Chereads / Nyonya Muda Kesayangan Allan / Chapter 4 - Rindu Untuk Allan

Chapter 4 - Rindu Untuk Allan

"Sayang, apa yang sedang kamu pikirkan? Kamu sudah menangisi Allandra semalam. Biarkan saja dia menemukan jati dirinya, kalau di luar sana dia kenapa-napa, pasti dia akan kembali. Anak kita sudah dewasa, Sila." Andra menggenggam erat tangan istrinya yang tengah duduk di beranda rumah dan menatap ke arah jalan lorong menuju panti.
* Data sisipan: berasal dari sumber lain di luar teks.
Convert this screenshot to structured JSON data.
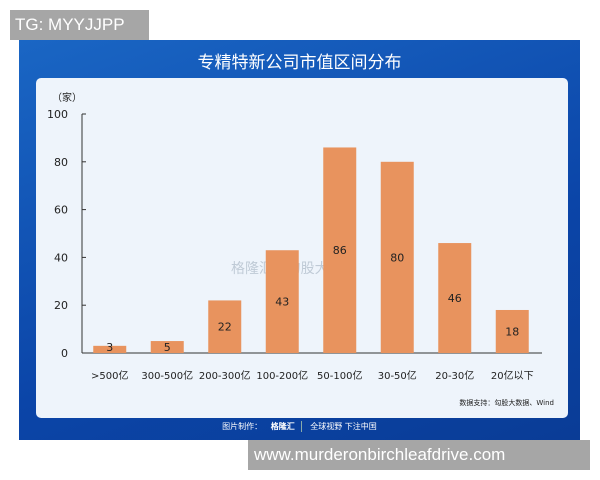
{
  "overlay_top": "TG: MYYJJPP",
  "overlay_bottom": "www.murderonbirchleafdrive.com",
  "watermark": "格隆汇 | 勾股大数据",
  "source": "数据支持：勾股大数据、Wind",
  "footer": {
    "label": "图片制作：",
    "brand": "格隆汇",
    "slogan": "全球视野 下注中国"
  },
  "chart_data": {
    "type": "bar",
    "title": "专精特新公司市值区间分布",
    "ylabel": "（家）",
    "xlabel": "",
    "categories": [
      ">500亿",
      "300-500亿",
      "200-300亿",
      "100-200亿",
      "50-100亿",
      "30-50亿",
      "20-30亿",
      "20亿以下"
    ],
    "values": [
      3,
      5,
      22,
      43,
      86,
      80,
      46,
      18
    ],
    "ylim": [
      0,
      100
    ],
    "yticks": [
      0,
      20,
      40,
      60,
      80,
      100
    ],
    "grid": false,
    "bar_color": "#e8935e"
  }
}
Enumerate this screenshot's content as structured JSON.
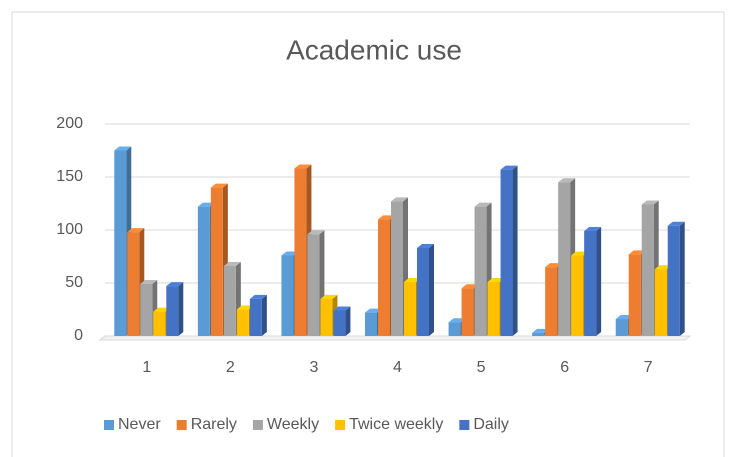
{
  "chart_data": {
    "type": "bar3d",
    "title": "Academic use",
    "categories": [
      "1",
      "2",
      "3",
      "4",
      "5",
      "6",
      "7"
    ],
    "series": [
      {
        "name": "Never",
        "color": "#5b9bd5",
        "values": [
          175,
          122,
          76,
          22,
          13,
          3,
          16
        ]
      },
      {
        "name": "Rarely",
        "color": "#ed7d31",
        "values": [
          98,
          140,
          158,
          110,
          45,
          65,
          77
        ]
      },
      {
        "name": "Weekly",
        "color": "#a5a5a5",
        "values": [
          49,
          66,
          96,
          127,
          122,
          145,
          124
        ]
      },
      {
        "name": "Twice weekly",
        "color": "#ffc000",
        "values": [
          23,
          25,
          35,
          51,
          51,
          76,
          63
        ]
      },
      {
        "name": "Daily",
        "color": "#4472c4",
        "values": [
          47,
          35,
          24,
          83,
          157,
          99,
          104
        ]
      }
    ],
    "ylim": [
      0,
      200
    ],
    "yticks": [
      0,
      50,
      100,
      150,
      200
    ],
    "grid": true,
    "legend": "bottom"
  }
}
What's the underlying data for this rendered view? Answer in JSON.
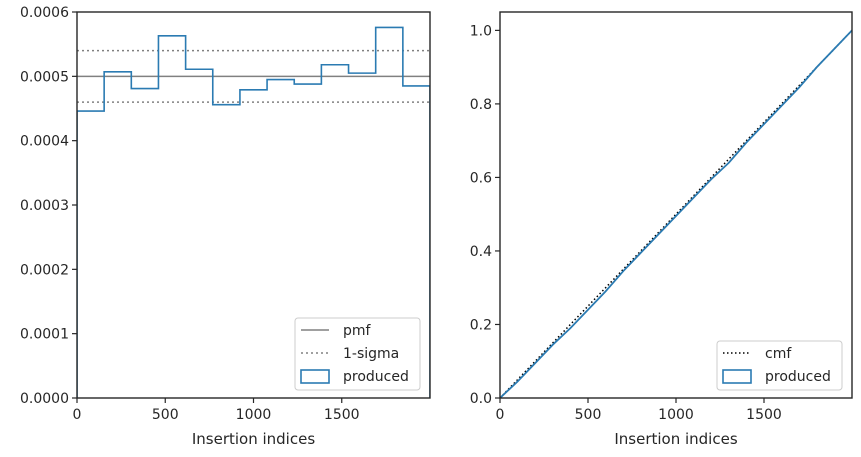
{
  "colors": {
    "produced": "#2b7bb2",
    "pmf": "#808080",
    "sigma": "#808080",
    "cmf": "#000000",
    "axes": "#262626"
  },
  "chart_data": [
    {
      "type": "histogram",
      "xlabel": "Insertion indices",
      "ylabel": "",
      "xlim": [
        0,
        2000
      ],
      "ylim": [
        0,
        0.0006
      ],
      "xticks": [
        0,
        500,
        1000,
        1500
      ],
      "xtick_labels": [
        "0",
        "500",
        "1000",
        "1500"
      ],
      "yticks": [
        0,
        0.0001,
        0.0002,
        0.0003,
        0.0004,
        0.0005,
        0.0006
      ],
      "ytick_labels": [
        "0.0000",
        "0.0001",
        "0.0002",
        "0.0003",
        "0.0004",
        "0.0005",
        "0.0006"
      ],
      "grid": false,
      "legend_location": "lower right",
      "legend": [
        "pmf",
        "1-sigma",
        "produced"
      ],
      "pmf": 0.0005,
      "sigma_band": [
        0.00046,
        0.00054
      ],
      "bin_edges": [
        0,
        153.8,
        307.7,
        461.5,
        615.4,
        769.2,
        923.1,
        1076.9,
        1230.8,
        1384.6,
        1538.5,
        1692.3,
        1846.2,
        2000
      ],
      "values": [
        0.000446,
        0.000507,
        0.000481,
        0.000563,
        0.000511,
        0.000456,
        0.000479,
        0.000495,
        0.000488,
        0.000518,
        0.000505,
        0.000576,
        0.000485
      ]
    },
    {
      "type": "line",
      "xlabel": "Insertion indices",
      "ylabel": "",
      "xlim": [
        0,
        2000
      ],
      "ylim": [
        0,
        1.05
      ],
      "xticks": [
        0,
        500,
        1000,
        1500
      ],
      "xtick_labels": [
        "0",
        "500",
        "1000",
        "1500"
      ],
      "yticks": [
        0,
        0.2,
        0.4,
        0.6,
        0.8,
        1.0
      ],
      "ytick_labels": [
        "0.0",
        "0.2",
        "0.4",
        "0.6",
        "0.8",
        "1.0"
      ],
      "grid": false,
      "legend_location": "lower right",
      "legend": [
        "cmf",
        "produced"
      ],
      "cmf": {
        "x": [
          0,
          2000
        ],
        "y": [
          0,
          1
        ]
      },
      "produced": {
        "x": [
          0,
          100,
          200,
          300,
          400,
          500,
          600,
          700,
          800,
          900,
          1000,
          1100,
          1200,
          1300,
          1400,
          1500,
          1600,
          1700,
          1800,
          1900,
          2000
        ],
        "y": [
          0,
          0.045,
          0.095,
          0.145,
          0.19,
          0.24,
          0.29,
          0.345,
          0.395,
          0.445,
          0.495,
          0.545,
          0.595,
          0.64,
          0.695,
          0.745,
          0.795,
          0.845,
          0.9,
          0.95,
          1.0
        ]
      }
    }
  ]
}
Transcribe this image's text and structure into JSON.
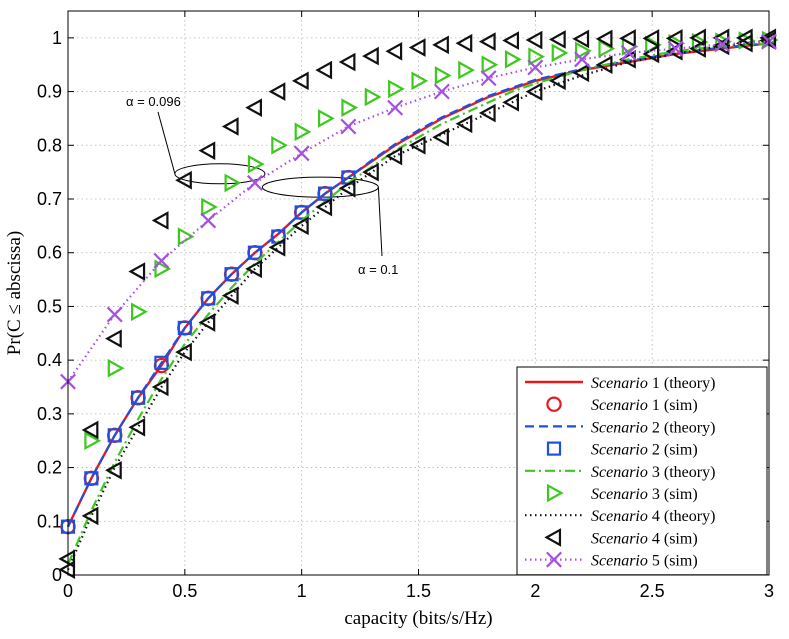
{
  "chart_data": {
    "type": "line",
    "title": "",
    "xlabel": "capacity (bits/s/Hz)",
    "ylabel": "Pr(C ≤ abscissa)",
    "xlim": [
      0,
      3
    ],
    "ylim": [
      0,
      1.05
    ],
    "x_ticks": [
      "0",
      "0.5",
      "1",
      "1.5",
      "2",
      "2.5",
      "3"
    ],
    "y_ticks": [
      "0",
      "0.1",
      "0.2",
      "0.3",
      "0.4",
      "0.5",
      "0.6",
      "0.7",
      "0.8",
      "0.9",
      "1"
    ],
    "grid": true,
    "legend_position": "bottom-right",
    "series": [
      {
        "name": "Scenario 1 (theory)",
        "scenario": "Scenario",
        "suffix": "1 (theory)",
        "kind": "line",
        "color": "#e8191c",
        "dash": "solid",
        "x": [
          0,
          0.1,
          0.2,
          0.3,
          0.4,
          0.5,
          0.6,
          0.7,
          0.8,
          0.9,
          1.0,
          1.1,
          1.2,
          1.3,
          1.4,
          1.5,
          1.6,
          1.7,
          1.8,
          1.9,
          2.0,
          2.2,
          2.4,
          2.6,
          2.8,
          3.0
        ],
        "y": [
          0.09,
          0.18,
          0.26,
          0.33,
          0.39,
          0.46,
          0.515,
          0.56,
          0.6,
          0.635,
          0.675,
          0.71,
          0.74,
          0.77,
          0.8,
          0.825,
          0.85,
          0.87,
          0.89,
          0.905,
          0.92,
          0.94,
          0.955,
          0.97,
          0.98,
          0.99
        ]
      },
      {
        "name": "Scenario 1 (sim)",
        "scenario": "Scenario",
        "suffix": "1 (sim)",
        "kind": "marker",
        "marker": "circle",
        "color": "#e8191c",
        "x": [
          0,
          0.1,
          0.2,
          0.3,
          0.4,
          0.5,
          0.6,
          0.7,
          0.8,
          0.9,
          1.0,
          1.1,
          1.2
        ],
        "y": [
          0.09,
          0.18,
          0.26,
          0.33,
          0.39,
          0.46,
          0.515,
          0.56,
          0.6,
          0.63,
          0.675,
          0.71,
          0.74
        ]
      },
      {
        "name": "Scenario 2 (theory)",
        "scenario": "Scenario",
        "suffix": "2 (theory)",
        "kind": "line",
        "color": "#1f4fe0",
        "dash": "dashed",
        "x": [
          0,
          0.1,
          0.2,
          0.3,
          0.4,
          0.5,
          0.6,
          0.7,
          0.8,
          0.9,
          1.0,
          1.1,
          1.2,
          1.3,
          1.4,
          1.5,
          1.6,
          1.7,
          1.8,
          1.9,
          2.0,
          2.2,
          2.4,
          2.6,
          2.8,
          3.0
        ],
        "y": [
          0.09,
          0.18,
          0.26,
          0.33,
          0.395,
          0.46,
          0.515,
          0.56,
          0.6,
          0.635,
          0.675,
          0.71,
          0.74,
          0.772,
          0.802,
          0.828,
          0.852,
          0.872,
          0.892,
          0.907,
          0.922,
          0.942,
          0.957,
          0.972,
          0.982,
          0.99
        ]
      },
      {
        "name": "Scenario 2 (sim)",
        "scenario": "Scenario",
        "suffix": "2 (sim)",
        "kind": "marker",
        "marker": "square",
        "color": "#1f4fe0",
        "x": [
          0,
          0.1,
          0.2,
          0.3,
          0.4,
          0.5,
          0.6,
          0.7,
          0.8,
          0.9,
          1.0,
          1.1,
          1.2
        ],
        "y": [
          0.09,
          0.18,
          0.26,
          0.33,
          0.395,
          0.46,
          0.515,
          0.56,
          0.6,
          0.63,
          0.675,
          0.71,
          0.74
        ]
      },
      {
        "name": "Scenario 3 (theory)",
        "scenario": "Scenario",
        "suffix": "3 (theory)",
        "kind": "line",
        "color": "#3cc81e",
        "dash": "dashdot",
        "x": [
          0,
          0.1,
          0.2,
          0.3,
          0.4,
          0.5,
          0.6,
          0.7,
          0.8,
          0.9,
          1.0,
          1.1,
          1.2,
          1.3,
          1.4,
          1.5,
          1.6,
          1.7,
          1.8,
          1.9,
          2.0,
          2.2,
          2.4,
          2.6,
          2.8,
          3.0
        ],
        "y": [
          0.02,
          0.12,
          0.21,
          0.29,
          0.365,
          0.43,
          0.485,
          0.535,
          0.58,
          0.62,
          0.66,
          0.695,
          0.73,
          0.76,
          0.79,
          0.815,
          0.84,
          0.86,
          0.88,
          0.9,
          0.915,
          0.94,
          0.96,
          0.975,
          0.985,
          0.99
        ]
      },
      {
        "name": "Scenario 3 (sim)",
        "scenario": "Scenario",
        "suffix": "3 (sim)",
        "kind": "marker",
        "marker": "triangle-right",
        "color": "#3cc81e",
        "x": [
          0.1,
          0.2,
          0.3,
          0.4,
          0.5,
          0.6,
          0.7,
          0.8,
          0.9,
          1.0,
          1.1,
          1.2,
          1.3,
          1.4,
          1.5,
          1.6,
          1.7,
          1.8,
          1.9,
          2.0,
          2.1,
          2.2,
          2.3,
          2.4,
          2.5,
          2.6,
          2.7,
          2.8,
          2.9,
          3.0
        ],
        "y": [
          0.25,
          0.385,
          0.49,
          0.57,
          0.63,
          0.685,
          0.73,
          0.765,
          0.8,
          0.825,
          0.85,
          0.87,
          0.89,
          0.905,
          0.92,
          0.93,
          0.94,
          0.95,
          0.96,
          0.965,
          0.972,
          0.976,
          0.98,
          0.984,
          0.987,
          0.99,
          0.992,
          0.993,
          0.995,
          0.996
        ]
      },
      {
        "name": "Scenario 4 (theory)",
        "scenario": "Scenario",
        "suffix": "4 (theory)",
        "kind": "line",
        "color": "#111111",
        "dash": "dotted",
        "x": [
          0,
          0.1,
          0.2,
          0.3,
          0.4,
          0.5,
          0.6,
          0.7,
          0.8,
          0.9,
          1.0,
          1.1,
          1.2,
          1.3,
          1.4,
          1.5,
          1.6,
          1.7,
          1.8,
          1.9,
          2.0,
          2.2,
          2.4,
          2.6,
          2.8,
          3.0
        ],
        "y": [
          0.01,
          0.11,
          0.2,
          0.275,
          0.35,
          0.415,
          0.47,
          0.52,
          0.57,
          0.61,
          0.65,
          0.685,
          0.72,
          0.75,
          0.78,
          0.8,
          0.82,
          0.84,
          0.86,
          0.88,
          0.9,
          0.93,
          0.955,
          0.97,
          0.985,
          0.995
        ]
      },
      {
        "name": "Scenario 4 (sim)",
        "scenario": "Scenario",
        "suffix": "4 (sim)",
        "kind": "marker",
        "marker": "triangle-left",
        "color": "#111111",
        "x": [
          0,
          0.1,
          0.2,
          0.3,
          0.4,
          0.5,
          0.6,
          0.7,
          0.8,
          0.9,
          1.0,
          1.1,
          1.2,
          1.3,
          1.4,
          1.5,
          1.6,
          1.7,
          1.8,
          1.9,
          2.0,
          2.1,
          2.2,
          2.3,
          2.4,
          2.5,
          2.6,
          2.7,
          2.8,
          2.9,
          3.0
        ],
        "y": [
          0.03,
          0.27,
          0.44,
          0.565,
          0.66,
          0.735,
          0.79,
          0.835,
          0.87,
          0.9,
          0.92,
          0.94,
          0.955,
          0.966,
          0.975,
          0.982,
          0.987,
          0.99,
          0.993,
          0.995,
          0.996,
          0.997,
          0.998,
          0.998,
          0.999,
          0.999,
          0.999,
          1.0,
          1.0,
          1.0,
          1.0
        ]
      },
      {
        "name": "Scenario 4 (sim) lower curve",
        "kind": "marker",
        "marker": "triangle-left",
        "color": "#111111",
        "legend": false,
        "x": [
          0,
          0.1,
          0.2,
          0.3,
          0.4,
          0.5,
          0.6,
          0.7,
          0.8,
          0.9,
          1.0,
          1.1,
          1.2,
          1.3,
          1.4,
          1.5,
          1.6,
          1.7,
          1.8,
          1.9,
          2.0,
          2.1,
          2.2,
          2.3,
          2.4,
          2.5,
          2.6,
          2.7,
          2.8,
          2.9,
          3.0
        ],
        "y": [
          0.01,
          0.11,
          0.195,
          0.275,
          0.35,
          0.415,
          0.47,
          0.52,
          0.57,
          0.61,
          0.65,
          0.685,
          0.72,
          0.75,
          0.78,
          0.8,
          0.815,
          0.84,
          0.86,
          0.88,
          0.9,
          0.92,
          0.935,
          0.95,
          0.96,
          0.97,
          0.975,
          0.98,
          0.985,
          0.99,
          0.995
        ]
      },
      {
        "name": "Scenario 5 (sim)",
        "scenario": "Scenario",
        "suffix": "5 (sim)",
        "kind": "both",
        "marker": "x",
        "color": "#a64fe6",
        "dash": "dotted",
        "x": [
          0,
          0.2,
          0.4,
          0.6,
          0.8,
          1.0,
          1.2,
          1.4,
          1.6,
          1.8,
          2.0,
          2.2,
          2.4,
          2.6,
          2.8,
          3.0
        ],
        "y": [
          0.36,
          0.485,
          0.585,
          0.66,
          0.73,
          0.785,
          0.835,
          0.87,
          0.9,
          0.925,
          0.945,
          0.96,
          0.972,
          0.98,
          0.988,
          0.993
        ]
      }
    ],
    "annotations": [
      {
        "text": "α = 0.096",
        "x": 0.5,
        "y": 0.745
      },
      {
        "text": "α = 0.1",
        "x": 1.13,
        "y": 0.72
      }
    ]
  }
}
Wanita itu berharap anaknya kembali.

"Bagiku, dia tetap bayi mungil yang manis. Aku masih ingin terus menyayangi dia, Mas. Semua ibu pasti sepertiku. Apalagi anak kita hanya Allana dan Allandra." Sila berkaca-kaca. Dia memikirkan keberadaan anaknya yang entah di mana. Wanita itu merindukan sikap manja Allandra yang selalu memeluknya saat pulang dari mana saja.

"Bunda, ini tehnya. Bunda, kalau bunda kangen sama Kak Allan, Lana akan bantu bunda, Lana akan pergi cari Kak Allan." setelah meletakkan secangkir teh ke atas meja, Allana berlutut di depan ibunya, dia berniat menghibur Sila yang tengah sedih.

"Jangan. Cukup Allan yang keluar dari rumah. Bunda tidak mau Lana juga pergi, bagaimana kalau Lana juga tidak kembali seperti Allan, bagaimana nasib bunda, hiks..., hiks...," Sila tidak bisa menahan kesedihannya karena kepergian Allandra, Andra menghela napas, melihat air mata yang berlinang dari mata istrinya.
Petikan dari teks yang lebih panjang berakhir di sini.